의 feature map 을 산출하도록 변경

256\times256\times96

의 feature map 을 3 개의 orthogonal 한

256\times 256\times 32

plane 으로 reshape 함.

각 coordinate 별 feature 를 뽑아내어 summation 을 해 Tri-Plane Hybrid 3D Representation 을 구성함.

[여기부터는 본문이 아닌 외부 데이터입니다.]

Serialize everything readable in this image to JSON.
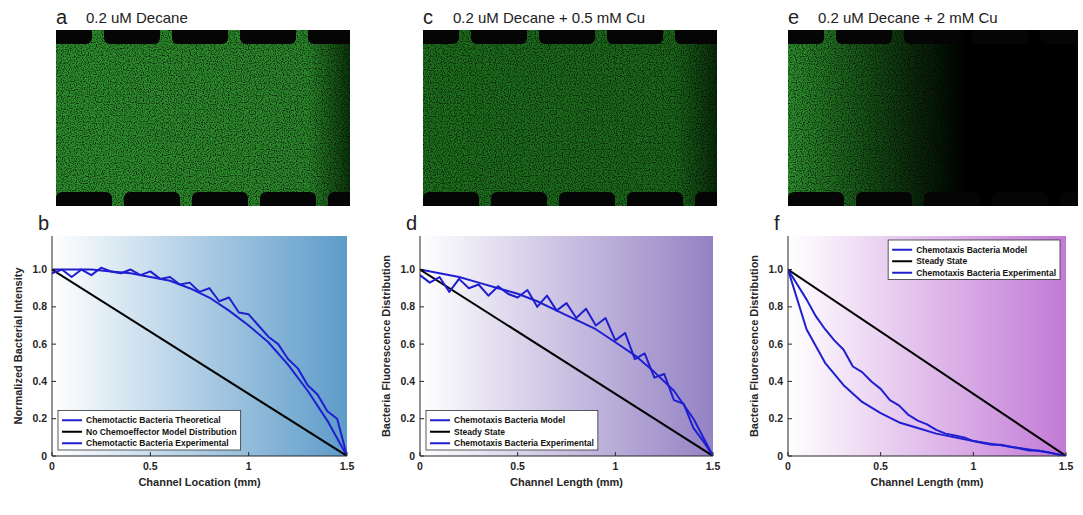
{
  "images": [
    {
      "panel_label": "a",
      "title": "0.2 uM Decane"
    },
    {
      "panel_label": "c",
      "title": "0.2 uM Decane + 0.5 mM Cu"
    },
    {
      "panel_label": "e",
      "title": "0.2 uM Decane + 2 mM Cu"
    }
  ],
  "chart_data": [
    {
      "type": "line",
      "panel_label": "b",
      "x_label": "Channel Location (mm)",
      "y_label": "Normalized Bacterial Intensity",
      "xlim": [
        0,
        1.5
      ],
      "ylim": [
        0,
        1.18
      ],
      "xticks": [
        0,
        0.5,
        1,
        1.5
      ],
      "yticks": [
        0,
        0.2,
        0.4,
        0.6,
        0.8,
        {
          "value": 1,
          "label": "1.0"
        }
      ],
      "legend": "lower left",
      "series": [
        {
          "name": "Chemotactic Bacteria Theoretical",
          "color": "#1f1fd0",
          "x": [
            0,
            0.1,
            0.2,
            0.3,
            0.4,
            0.5,
            0.6,
            0.7,
            0.8,
            0.9,
            1.0,
            1.1,
            1.2,
            1.3,
            1.4,
            1.5
          ],
          "values": [
            1,
            1,
            1,
            0.99,
            0.98,
            0.96,
            0.94,
            0.9,
            0.85,
            0.78,
            0.7,
            0.61,
            0.49,
            0.35,
            0.19,
            0
          ]
        },
        {
          "name": "No Chemoeffector Model Distribution",
          "color": "#000000",
          "x": [
            0,
            1.5
          ],
          "values": [
            1,
            0
          ]
        },
        {
          "name": "Chemotactic Bacteria Experimental",
          "color": "#1f1fd0",
          "x": [
            0,
            0.05,
            0.1,
            0.15,
            0.2,
            0.25,
            0.3,
            0.35,
            0.4,
            0.45,
            0.5,
            0.55,
            0.6,
            0.65,
            0.7,
            0.75,
            0.8,
            0.85,
            0.9,
            0.95,
            1.0,
            1.05,
            1.1,
            1.15,
            1.2,
            1.25,
            1.3,
            1.35,
            1.4,
            1.45,
            1.5
          ],
          "values": [
            0.98,
            1.0,
            0.96,
            1.0,
            0.97,
            1.01,
            0.99,
            0.98,
            1.0,
            0.97,
            0.99,
            0.95,
            0.96,
            0.92,
            0.93,
            0.88,
            0.9,
            0.83,
            0.85,
            0.77,
            0.76,
            0.7,
            0.64,
            0.6,
            0.52,
            0.47,
            0.38,
            0.33,
            0.24,
            0.2,
            0.0
          ]
        }
      ]
    },
    {
      "type": "line",
      "panel_label": "d",
      "x_label": "Channel Length (mm)",
      "y_label": "Bacteria Fluorescence Distribution",
      "xlim": [
        0,
        1.5
      ],
      "ylim": [
        0,
        1.18
      ],
      "xticks": [
        0,
        0.5,
        1,
        1.5
      ],
      "yticks": [
        0,
        0.2,
        0.4,
        0.6,
        0.8,
        {
          "value": 1,
          "label": "1.0"
        }
      ],
      "legend": "lower left",
      "series": [
        {
          "name": "Chemotaxis Bacteria Model",
          "color": "#1f1fd0",
          "x": [
            0,
            0.1,
            0.2,
            0.3,
            0.4,
            0.5,
            0.6,
            0.7,
            0.8,
            0.9,
            1.0,
            1.1,
            1.2,
            1.3,
            1.4,
            1.5
          ],
          "values": [
            1,
            0.98,
            0.96,
            0.93,
            0.9,
            0.87,
            0.83,
            0.78,
            0.73,
            0.68,
            0.61,
            0.54,
            0.45,
            0.35,
            0.2,
            0
          ]
        },
        {
          "name": "Steady State",
          "color": "#000000",
          "x": [
            0,
            1.5
          ],
          "values": [
            1,
            0
          ]
        },
        {
          "name": "Chemotaxis Bacteria Experimental",
          "color": "#1f1fd0",
          "x": [
            0,
            0.05,
            0.1,
            0.15,
            0.2,
            0.25,
            0.3,
            0.35,
            0.4,
            0.45,
            0.5,
            0.55,
            0.6,
            0.65,
            0.7,
            0.75,
            0.8,
            0.85,
            0.9,
            0.95,
            1.0,
            1.05,
            1.1,
            1.15,
            1.2,
            1.25,
            1.3,
            1.35,
            1.4,
            1.45,
            1.5
          ],
          "values": [
            0.97,
            0.93,
            0.96,
            0.88,
            0.95,
            0.9,
            0.92,
            0.86,
            0.91,
            0.87,
            0.85,
            0.89,
            0.8,
            0.86,
            0.78,
            0.82,
            0.74,
            0.79,
            0.7,
            0.74,
            0.62,
            0.66,
            0.52,
            0.55,
            0.42,
            0.44,
            0.3,
            0.28,
            0.15,
            0.08,
            0.0
          ]
        }
      ]
    },
    {
      "type": "line",
      "panel_label": "f",
      "x_label": "Channel Length (mm)",
      "y_label": "Bacteria Fluorescence Distribution",
      "xlim": [
        0,
        1.5
      ],
      "ylim": [
        0,
        1.18
      ],
      "xticks": [
        0,
        0.5,
        1,
        1.5
      ],
      "yticks": [
        0,
        0.2,
        0.4,
        0.6,
        0.8,
        {
          "value": 1,
          "label": "1.0"
        }
      ],
      "legend": "upper right",
      "series": [
        {
          "name": "Chemotaxis Bacteria Model",
          "color": "#1f1fd0",
          "x": [
            0,
            0.1,
            0.2,
            0.3,
            0.4,
            0.5,
            0.6,
            0.7,
            0.8,
            0.9,
            1.0,
            1.1,
            1.2,
            1.3,
            1.4,
            1.5
          ],
          "values": [
            1,
            0.68,
            0.5,
            0.38,
            0.29,
            0.23,
            0.18,
            0.15,
            0.12,
            0.1,
            0.08,
            0.065,
            0.05,
            0.035,
            0.02,
            0
          ]
        },
        {
          "name": "Steady State",
          "color": "#000000",
          "x": [
            0,
            1.5
          ],
          "values": [
            1,
            0
          ]
        },
        {
          "name": "Chemotaxis Bacteria Experimental",
          "color": "#1f1fd0",
          "x": [
            0,
            0.05,
            0.1,
            0.15,
            0.2,
            0.25,
            0.3,
            0.35,
            0.4,
            0.45,
            0.5,
            0.55,
            0.6,
            0.65,
            0.7,
            0.75,
            0.8,
            0.85,
            0.9,
            0.95,
            1.0,
            1.05,
            1.1,
            1.15,
            1.2,
            1.25,
            1.3,
            1.35,
            1.4,
            1.45,
            1.5
          ],
          "values": [
            1.0,
            0.92,
            0.84,
            0.75,
            0.68,
            0.62,
            0.57,
            0.48,
            0.45,
            0.4,
            0.36,
            0.3,
            0.27,
            0.22,
            0.19,
            0.17,
            0.14,
            0.12,
            0.11,
            0.1,
            0.08,
            0.07,
            0.06,
            0.06,
            0.05,
            0.04,
            0.03,
            0.03,
            0.02,
            0.01,
            0.0
          ]
        }
      ]
    }
  ]
}
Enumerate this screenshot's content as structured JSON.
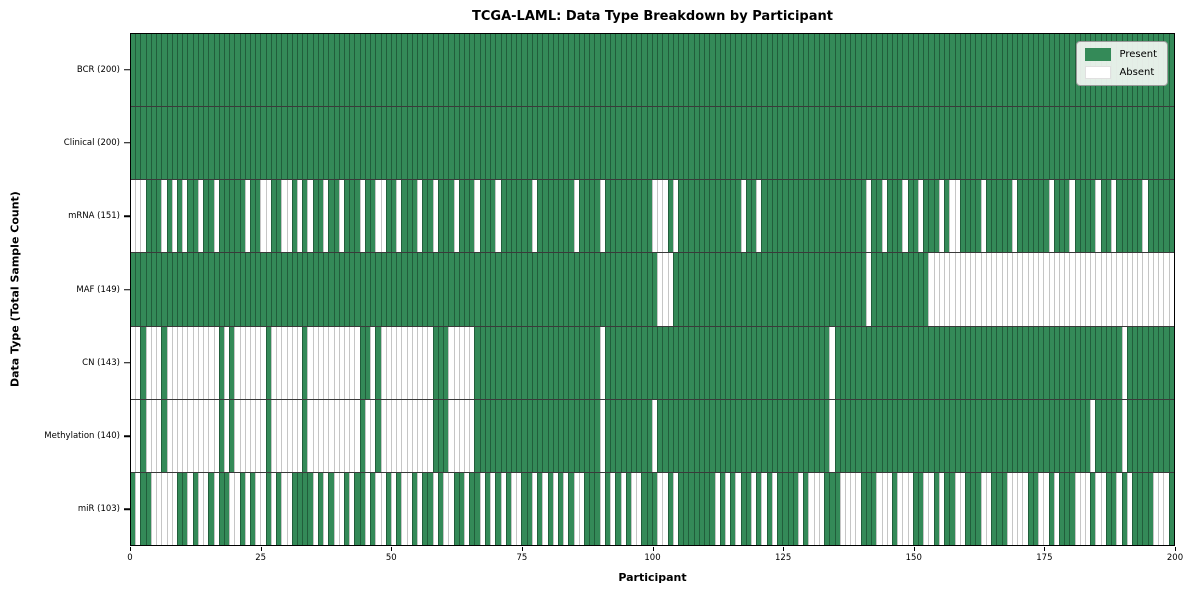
{
  "chart": {
    "title": "TCGA-LAML: Data Type Breakdown by Participant",
    "xlabel": "Participant",
    "ylabel": "Data Type (Total Sample Count)",
    "legend": {
      "present_label": "Present",
      "absent_label": "Absent"
    }
  },
  "chart_data": {
    "type": "heatmap",
    "title": "TCGA-LAML: Data Type Breakdown by Participant",
    "xlabel": "Participant",
    "ylabel": "Data Type (Total Sample Count)",
    "n_participants": 200,
    "x_ticks": [
      0,
      25,
      50,
      75,
      100,
      125,
      150,
      175,
      200
    ],
    "value_encoding": {
      "present": 1,
      "absent": 0
    },
    "legend": [
      {
        "label": "Present",
        "color": "#348a58"
      },
      {
        "label": "Absent",
        "color": "#ffffff"
      }
    ],
    "colors": {
      "present": "#348a58",
      "absent": "#ffffff"
    },
    "grid": true,
    "legend_position": "upper right",
    "rows": [
      {
        "name": "BCR",
        "label": "BCR (200)",
        "present_count": 200,
        "absent_indices": []
      },
      {
        "name": "Clinical",
        "label": "Clinical (200)",
        "present_count": 200,
        "absent_indices": []
      },
      {
        "name": "mRNA",
        "label": "mRNA (151)",
        "present_count": 151,
        "absent_indices": [
          0,
          1,
          2,
          6,
          8,
          10,
          13,
          16,
          22,
          25,
          26,
          29,
          30,
          32,
          34,
          37,
          40,
          44,
          47,
          48,
          51,
          55,
          58,
          62,
          66,
          70,
          77,
          85,
          90,
          100,
          101,
          102,
          104,
          117,
          120,
          141,
          144,
          148,
          151,
          155,
          157,
          158,
          163,
          169,
          176,
          180,
          185,
          188,
          194
        ]
      },
      {
        "name": "MAF",
        "label": "MAF (149)",
        "present_count": 149,
        "absent_indices": [
          101,
          102,
          103,
          141,
          153,
          154,
          155,
          156,
          157,
          158,
          159,
          160,
          161,
          162,
          163,
          164,
          165,
          166,
          167,
          168,
          169,
          170,
          171,
          172,
          173,
          174,
          175,
          176,
          177,
          178,
          179,
          180,
          181,
          182,
          183,
          184,
          185,
          186,
          187,
          188,
          189,
          190,
          191,
          192,
          193,
          194,
          195,
          196,
          197,
          198,
          199
        ]
      },
      {
        "name": "CN",
        "label": "CN (143)",
        "present_count": 143,
        "absent_indices": [
          0,
          1,
          3,
          4,
          5,
          7,
          8,
          9,
          10,
          11,
          12,
          13,
          14,
          15,
          16,
          18,
          20,
          21,
          22,
          23,
          24,
          25,
          27,
          28,
          29,
          30,
          31,
          32,
          34,
          35,
          36,
          37,
          38,
          39,
          40,
          41,
          42,
          43,
          46,
          48,
          49,
          50,
          51,
          52,
          53,
          54,
          55,
          56,
          57,
          61,
          62,
          63,
          64,
          65,
          90,
          134,
          190
        ]
      },
      {
        "name": "Methylation",
        "label": "Methylation (140)",
        "present_count": 140,
        "absent_indices": [
          0,
          1,
          3,
          4,
          5,
          7,
          8,
          9,
          10,
          11,
          12,
          13,
          14,
          15,
          16,
          18,
          20,
          21,
          22,
          23,
          24,
          25,
          27,
          28,
          29,
          30,
          31,
          32,
          34,
          35,
          36,
          37,
          38,
          39,
          40,
          41,
          42,
          43,
          45,
          46,
          48,
          49,
          50,
          51,
          52,
          53,
          54,
          55,
          56,
          57,
          61,
          62,
          63,
          64,
          65,
          90,
          100,
          134,
          184,
          190
        ]
      },
      {
        "name": "miR",
        "label": "miR (103)",
        "present_count": 103,
        "absent_indices": [
          1,
          4,
          5,
          6,
          7,
          8,
          11,
          13,
          14,
          16,
          19,
          20,
          22,
          24,
          25,
          27,
          29,
          30,
          35,
          37,
          39,
          40,
          42,
          45,
          47,
          48,
          50,
          52,
          53,
          55,
          58,
          60,
          61,
          64,
          67,
          69,
          71,
          73,
          74,
          77,
          79,
          81,
          83,
          85,
          86,
          90,
          92,
          94,
          96,
          97,
          101,
          102,
          104,
          112,
          114,
          116,
          119,
          121,
          123,
          128,
          130,
          131,
          132,
          136,
          137,
          138,
          139,
          143,
          144,
          145,
          147,
          148,
          149,
          152,
          153,
          155,
          158,
          159,
          163,
          164,
          168,
          169,
          170,
          171,
          174,
          175,
          177,
          181,
          182,
          183,
          185,
          186,
          189,
          191,
          196,
          197,
          198
        ]
      }
    ]
  }
}
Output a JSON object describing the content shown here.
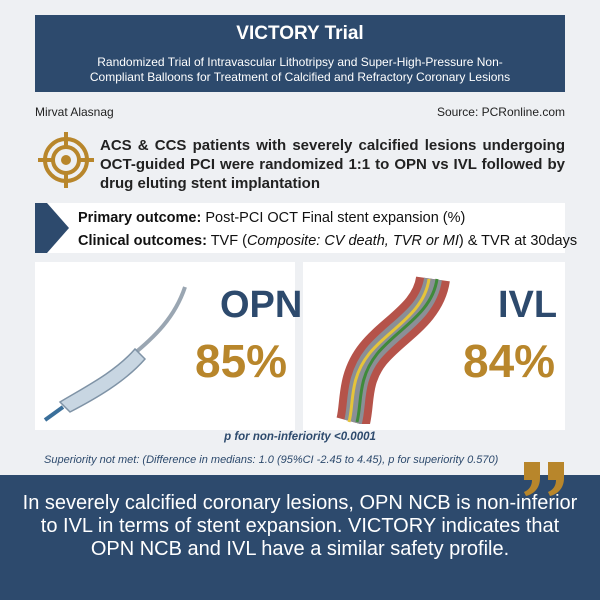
{
  "header": {
    "title": "VICTORY Trial",
    "subtitle": "Randomized Trial of Intravascular Lithotripsy and Super-High-Pressure Non-Compliant Balloons for Treatment of Calcified and Refractory Coronary Lesions"
  },
  "author": "Mirvat Alasnag",
  "source": "Source: PCRonline.com",
  "design": "ACS & CCS patients with severely calcified lesions undergoing OCT-guided PCI were randomized 1:1 to OPN vs IVL followed by drug eluting stent implantation",
  "outcomes": {
    "primary": {
      "label": "Primary outcome:",
      "text": "Post-PCI OCT Final stent expansion (%)"
    },
    "clinical": {
      "label": "Clinical outcomes:",
      "parts": [
        "TVF (",
        "Composite: CV death, TVR or MI",
        ") & TVR at 30days"
      ]
    }
  },
  "arms": [
    {
      "name": "OPN",
      "result": "85%"
    },
    {
      "name": "IVL",
      "result": "84%"
    }
  ],
  "p_noninferiority": "p for non-inferiority <0.0001",
  "superiority": "Superiority not met: (Difference in medians: 1.0 (95%CI -2.45 to 4.45), p for superiority 0.570)",
  "conclusion": "In severely calcified coronary lesions, OPN NCB is non-inferior to IVL in terms of stent expansion. VICTORY indicates that OPN NCB and IVL have a similar safety profile."
}
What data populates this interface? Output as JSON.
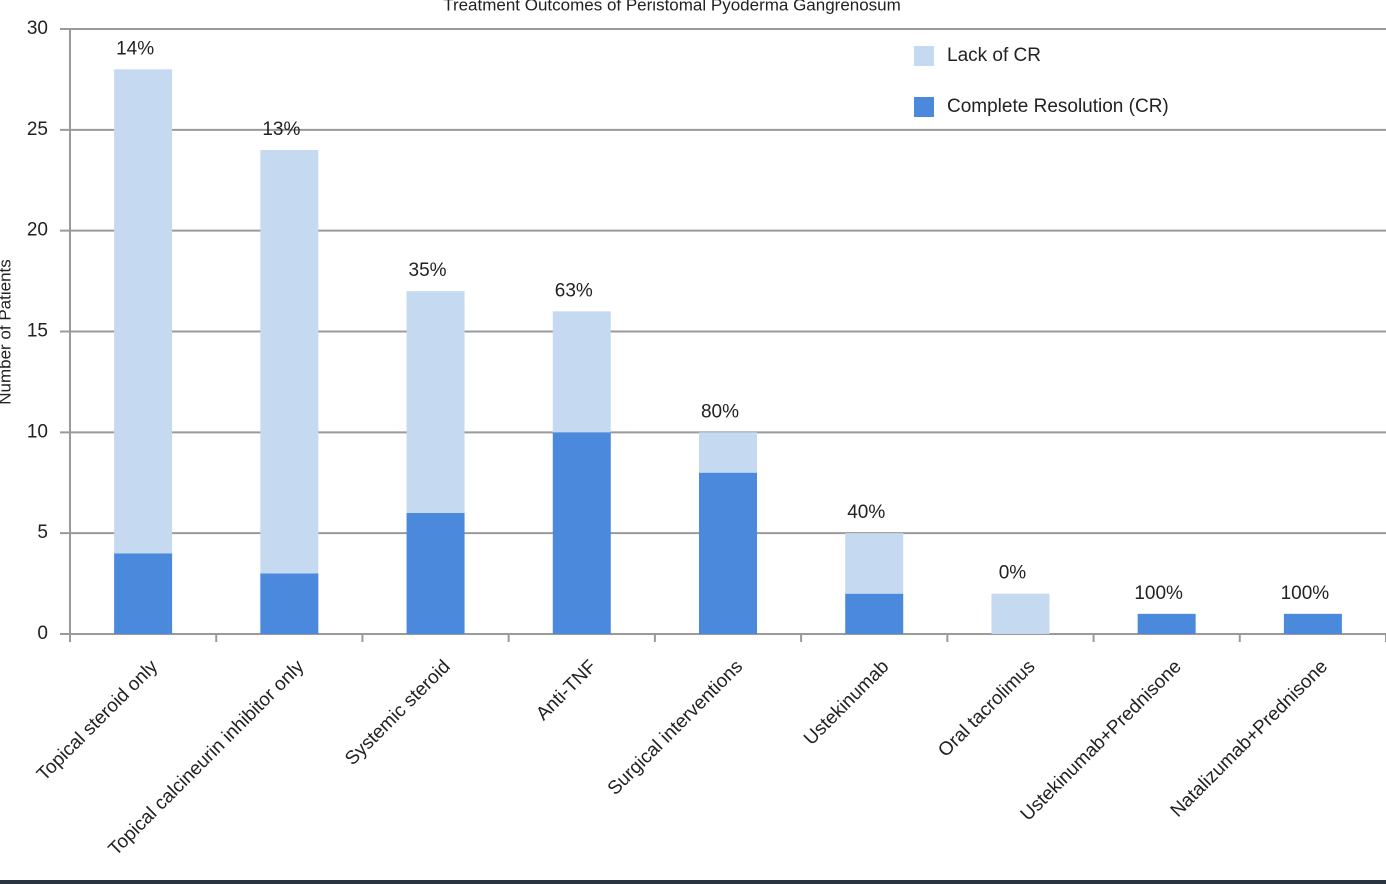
{
  "chart_data": {
    "type": "stacked-bar",
    "title": "Treatment Outcomes of Peristomal Pyoderma Gangrenosum",
    "y_label": "Number of Patients",
    "categories": [
      "Topical steroid only",
      "Topical calcineurin inhibitor only",
      "Systemic steroid",
      "Anti-TNF",
      "Surgical interventions",
      "Ustekinumab",
      "Oral tacrolimus",
      "Ustekinumab+Prednisone",
      "Natalizumab+Prednisone"
    ],
    "series": [
      {
        "name": "Complete Resolution (CR)",
        "color": "#4a89dc",
        "values": [
          4,
          3,
          6,
          10,
          8,
          2,
          0,
          1,
          1
        ]
      },
      {
        "name": "Lack of CR",
        "color": "#c5d9f1",
        "values": [
          24,
          21,
          11,
          6,
          2,
          3,
          2,
          0,
          0
        ]
      }
    ],
    "annotations": [
      "14%",
      "13%",
      "35%",
      "63%",
      "80%",
      "40%",
      "0%",
      "100%",
      "100%"
    ],
    "ylim": [
      0,
      30
    ],
    "yticks": [
      0,
      5,
      10,
      15,
      20,
      25,
      30
    ],
    "grid": true
  }
}
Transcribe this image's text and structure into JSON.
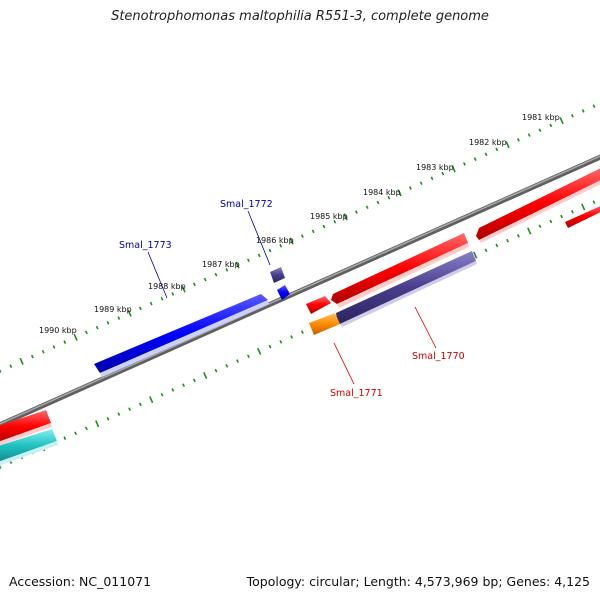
{
  "title": "Stenotrophomonas maltophilia R551-3, complete genome",
  "footer": {
    "accession": "Accession: NC_011071",
    "summary": "Topology: circular; Length: 4,573,969 bp; Genes: 4,125"
  },
  "scale_labels": [
    "1981 kbp",
    "1982 kbp",
    "1983 kbp",
    "1984 kbp",
    "1985 kbp",
    "1986 kbp",
    "1987 kbp",
    "1988 kbp",
    "1989 kbp",
    "1990 kbp"
  ],
  "gene_labels": [
    {
      "text": "Smal_1773",
      "color": "#0000aa"
    },
    {
      "text": "Smal_1772",
      "color": "#0000aa"
    },
    {
      "text": "Smal_1770",
      "color": "#cc0000"
    },
    {
      "text": "Smal_1771",
      "color": "#cc0000"
    }
  ],
  "colors": {
    "backbone": "#808080",
    "scale": "#228b22",
    "cds_forward": "#ff0000",
    "cds_reverse": "#ff0000",
    "gene_blue": "#0000ff",
    "gene_slate": "#483d8b",
    "gene_orange": "#ff8c00",
    "gene_cyan": "#20c0c0"
  }
}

MLP 로 구성된 Tri-Plane Decoder 를 통과시켜 32 dimension 인 color 와 density 를 뽑아냄.

Volume Rendering 을 통해

128\times 128 \times 32

의 feature image

I_F

를 구성함.

Super Resolution Module 로 feature image 로 부터 high resolution rgb image

I_{RGB}^+

구성함.

I_F

의 첫 3 개의 feature map 을 low resolution rgb image 인

I_{RGB}

로 취급하고 이를 bilinear upsampling 한 것과

I_{RGB}^+

와 concatenate 하여

512\times 512 \times 6

의 6 channel image 를 형성함.

해당 6 channel image 를 StyleGAN2 discriminator 를 통과시킴.